INDIANAPOLIS -- The business side of motorsports took center stage at the 27th annual Performance Racing Industry Show at the Indiana Convention Center.
While the sport's marketers attempt to find solutions to slowly declining racetrack attendance and flat television ratings, the technical side of the sport is flourishing, from the grassroots level all the way up through the professional ranks.
The first PRI Show, held in 1988 in Louisville, Kentucky, attracted 169 vendors. This year, more than 1,100 exhibitors erected a record 3,200 booths to display their wares for a crowd of approximately 40,000 potential buyers.
PRI was formed when the Specialty Equipment Market Association (SEMA) Show in Las Vegas began to emphasize street car customization over racing. Established as a show run by racers for racers, PRI bounced around the Midwest before finally settling in Indianapolis in the 1990s.
The show got so big it outgrew the Indiana Convention Center, forcing a move to a larger facility in Orlando, Florida. Competition for major trade shows like PRI was a key factor that led to a major expansion of the convention center in Indianapolis at the same time Lucas Oil Stadium was built as the new home of the Indianapolis Colts NFL club.
In the meantime, NASCAR star Tony Stewart got involved in bringing a trade show back to Indianapolis, billed as the International Motorsport Industry Show (IMIS). Then in 2012, SEMA acquired the rights to both racing shows -- PRI and IMIS -- and in 2013, it consolidated them under the PRI Show banner at the expanded Indiana Convention Center.
In addition to acres of on-site parts demonstration and sales, PRI hosted more than 35 industry conferences, seminars and social opportunities over the course of a full week.
"If you're in the business of auto racing, this is your trade show," remarked show producer John Kilroy. "The new racing products on display serve as the star attraction, but the spectrum of events make race industry week hugely productive for motorsports professionals.
"The quality of people all in one place all at one time provides extraordinary networking opportunities," he added. "Add that to the educational sessions, and this is a week of extraordinary value for any motorsports professional."

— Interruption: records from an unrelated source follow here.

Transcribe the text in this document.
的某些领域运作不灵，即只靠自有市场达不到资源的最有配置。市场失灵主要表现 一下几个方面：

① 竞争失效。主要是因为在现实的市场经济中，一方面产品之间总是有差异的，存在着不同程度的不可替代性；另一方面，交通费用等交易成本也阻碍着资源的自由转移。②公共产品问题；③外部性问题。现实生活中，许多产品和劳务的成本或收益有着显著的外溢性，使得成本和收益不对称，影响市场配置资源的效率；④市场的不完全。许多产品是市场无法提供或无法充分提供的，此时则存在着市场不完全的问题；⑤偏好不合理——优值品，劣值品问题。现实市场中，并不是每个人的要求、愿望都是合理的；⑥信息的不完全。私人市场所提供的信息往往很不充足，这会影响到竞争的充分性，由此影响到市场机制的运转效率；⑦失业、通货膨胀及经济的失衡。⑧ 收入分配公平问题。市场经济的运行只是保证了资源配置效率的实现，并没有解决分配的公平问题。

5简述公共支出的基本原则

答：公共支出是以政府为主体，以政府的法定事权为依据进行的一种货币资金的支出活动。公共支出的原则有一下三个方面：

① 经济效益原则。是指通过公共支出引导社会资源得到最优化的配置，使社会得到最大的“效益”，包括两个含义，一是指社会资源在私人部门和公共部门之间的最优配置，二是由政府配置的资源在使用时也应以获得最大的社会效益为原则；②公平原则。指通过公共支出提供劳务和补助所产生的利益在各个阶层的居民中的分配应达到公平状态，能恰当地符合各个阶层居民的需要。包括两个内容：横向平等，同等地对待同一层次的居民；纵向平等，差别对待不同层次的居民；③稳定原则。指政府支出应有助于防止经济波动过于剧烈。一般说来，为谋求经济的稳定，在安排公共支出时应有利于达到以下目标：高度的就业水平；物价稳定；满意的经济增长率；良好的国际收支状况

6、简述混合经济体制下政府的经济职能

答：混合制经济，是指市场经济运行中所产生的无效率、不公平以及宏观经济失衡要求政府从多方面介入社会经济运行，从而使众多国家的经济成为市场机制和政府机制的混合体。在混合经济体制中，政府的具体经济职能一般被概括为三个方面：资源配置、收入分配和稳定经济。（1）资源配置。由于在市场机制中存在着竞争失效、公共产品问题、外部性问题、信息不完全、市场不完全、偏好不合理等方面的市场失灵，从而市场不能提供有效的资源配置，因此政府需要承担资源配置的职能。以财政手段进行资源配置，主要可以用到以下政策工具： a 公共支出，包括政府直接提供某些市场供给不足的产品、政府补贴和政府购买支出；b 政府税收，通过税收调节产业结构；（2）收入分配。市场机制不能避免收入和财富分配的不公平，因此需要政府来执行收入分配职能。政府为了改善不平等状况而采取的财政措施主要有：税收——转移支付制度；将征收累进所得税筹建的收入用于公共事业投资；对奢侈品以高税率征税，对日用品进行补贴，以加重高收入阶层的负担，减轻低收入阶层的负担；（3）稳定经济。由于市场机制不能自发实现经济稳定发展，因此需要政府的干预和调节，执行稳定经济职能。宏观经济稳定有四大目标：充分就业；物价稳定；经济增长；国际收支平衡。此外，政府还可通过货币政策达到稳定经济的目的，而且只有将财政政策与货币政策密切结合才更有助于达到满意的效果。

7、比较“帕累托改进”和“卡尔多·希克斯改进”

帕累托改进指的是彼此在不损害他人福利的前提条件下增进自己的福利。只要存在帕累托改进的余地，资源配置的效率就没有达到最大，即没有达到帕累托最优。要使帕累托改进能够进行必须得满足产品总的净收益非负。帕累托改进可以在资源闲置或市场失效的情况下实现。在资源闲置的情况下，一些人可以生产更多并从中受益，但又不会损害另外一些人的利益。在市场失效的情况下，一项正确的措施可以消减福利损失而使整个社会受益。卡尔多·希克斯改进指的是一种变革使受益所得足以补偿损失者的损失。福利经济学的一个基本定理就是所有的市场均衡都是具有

Although show attendees missed the pleasant December weather that Orlando is famous for, the convenience of having PRI back home again in Indiana, where many suppliers and racing teams competing in USAC, NHRA and INDYCAR are based, helped boost attendance to record levels.
INDYCAR and its partners used the PRI platform to make several announcements, including Mazda's badging of engines in the revamped Indy Lights Series and the three-driver Chip Ganassi Racing lineup.

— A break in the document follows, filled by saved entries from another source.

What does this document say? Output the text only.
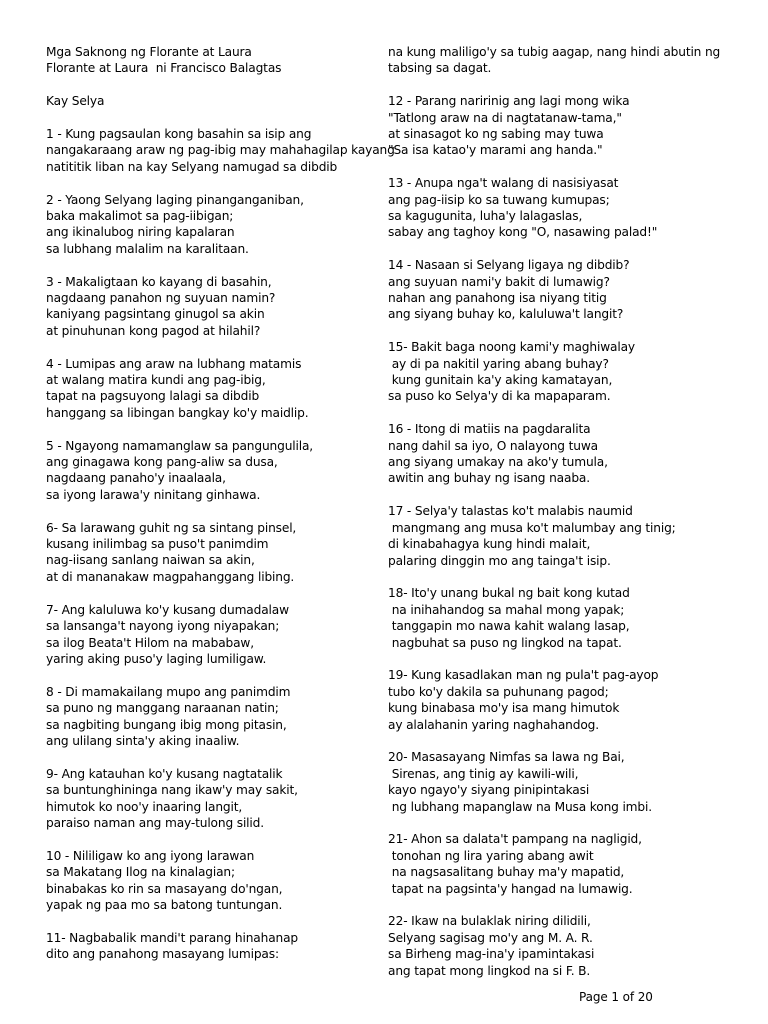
Mga Saknong ng Florante at Laura
Florante at Laura  ni Francisco Balagtas
Kay Selya
1 - Kung pagsaulan kong basahin sa isip ang
nangakaraang araw ng pag-ibig may mahahagilap kayang
natititik liban na kay Selyang namugad sa dibdib
2 - Yaong Selyang laging pinanganganiban,
baka makalimot sa pag-iibigan;
ang ikinalubog niring kapalaran
sa lubhang malalim na karalitaan.
3 - Makaligtaan ko kayang di basahin,
nagdaang panahon ng suyuan namin?
kaniyang pagsintang ginugol sa akin
at pinuhunan kong pagod at hilahil?
4 - Lumipas ang araw na lubhang matamis
at walang matira kundi ang pag-ibig,
tapat na pagsuyong lalagi sa dibdib
hanggang sa libingan bangkay ko'y maidlip.
5 - Ngayong namamanglaw sa pangungulila,
ang ginagawa kong pang-aliw sa dusa,
nagdaang panaho'y inaalaala,
sa iyong larawa'y ninitang ginhawa.
6- Sa larawang guhit ng sa sintang pinsel,
kusang inilimbag sa puso't panimdim
nag-iisang sanlang naiwan sa akin,
at di mananakaw magpahanggang libing.
7- Ang kaluluwa ko'y kusang dumadalaw
sa lansanga't nayong iyong niyapakan;
sa ilog Beata't Hilom na mababaw,
yaring aking puso'y laging lumiligaw.
8 - Di mamakailang mupo ang panimdim
sa puno ng manggang naraanan natin;
sa nagbiting bungang ibig mong pitasin,
ang ulilang sinta'y aking inaaliw.
9- Ang katauhan ko'y kusang nagtatalik
sa buntunghininga nang ikaw'y may sakit,
himutok ko noo'y inaaring langit,
paraiso naman ang may-tulong silid.
10 - Nililigaw ko ang iyong larawan
sa Makatang Ilog na kinalagian;
binabakas ko rin sa masayang do'ngan,
yapak ng paa mo sa batong tuntungan.
11- Nagbabalik mandi't parang hinahanap
dito ang panahong masayang lumipas:
na kung maliligo'y sa tubig aagap, nang hindi abutin ng
tabsing sa dagat.
12 - Parang naririnig ang lagi mong wika
"Tatlong araw na di nagtatanaw-tama,"
at sinasagot ko ng sabing may tuwa
"Sa isa katao'y marami ang handa."
13 - Anupa nga't walang di nasisiyasat
ang pag-iisip ko sa tuwang kumupas;
sa kagugunita, luha'y lalagaslas,
sabay ang taghoy kong "O, nasawing palad!"
14 - Nasaan si Selyang ligaya ng dibdib?
ang suyuan nami'y bakit di lumawig?
nahan ang panahong isa niyang titig
ang siyang buhay ko, kaluluwa't langit?
15- Bakit baga noong kami'y maghiwalay
ay di pa nakitil yaring abang buhay?
kung gunitain ka'y aking kamatayan,
sa puso ko Selya'y di ka mapaparam.
16 - Itong di matiis na pagdaralita
nang dahil sa iyo, O nalayong tuwa
ang siyang umakay na ako'y tumula,
awitin ang buhay ng isang naaba.
17 - Selya'y talastas ko't malabis naumid
mangmang ang musa ko't malumbay ang tinig;
di kinabahagya kung hindi malait,
palaring dinggin mo ang tainga't isip.
18- Ito'y unang bukal ng bait kong kutad
na inihahandog sa mahal mong yapak;
tanggapin mo nawa kahit walang lasap,
nagbuhat sa puso ng lingkod na tapat.
19- Kung kasadlakan man ng pula't pag-ayop
tubo ko'y dakila sa puhunang pagod;
kung binabasa mo'y isa mang himutok
ay alalahanin yaring naghahandog.
20- Masasayang Nimfas sa lawa ng Bai,
Sirenas, ang tinig ay kawili-wili,
kayo ngayo'y siyang pinipintakasi
ng lubhang mapanglaw na Musa kong imbi.
21- Ahon sa dalata't pampang na nagligid,
tonohan ng lira yaring abang awit
na nagsasalitang buhay ma'y mapatid,
tapat na pagsinta'y hangad na lumawig.
22- Ikaw na bulaklak niring dilidili,
Selyang sagisag mo'y ang M. A. R.
sa Birheng mag-ina'y ipamintakasi
ang tapat mong lingkod na si F. B.
Page 1 of 20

But PRI's reach expands far beyond local, as participants were registered from all 50 states and more than 70 countries.
There were more than 100 exhibitors new to PRI in 2014.
"We have exhibitors here from every corner of the world -- Australia, Argentina, Sweden, Japan, Estonia and more," said Francisque Savinien, PRI's director of global sales and marketing. "Buyers are here from all over the globe, and we are hosting a large group from FIA Europe."
Attendees always had the possibility of running into someone famous roaming the show's many carpeted aisles, including legendary drag racers Don "The Snake" Prudhomme and Tom "Mongoose" McEwen, who were the featured stars at the opening breakfast.
Other notables on site for work or pleasure included NASCAR champions Tony Stewart and Rusty Wallace, IndyCar Series competitors Scott Dixon and Ed Carpenter, and drag racing stars John Force and Cruz Pedregon.
"We're out here visiting some of the manufacturers we do business with who make a lot of the parts and pieces for our engines, and even the chassis builders," remarked Pedregon. "It's such a big show, so I usually come out and do four hours on Thursday and then come out and do four hours on Friday.
"If I had more time I'd bring a shopping cart out for my hot rod and go up and down every aisle."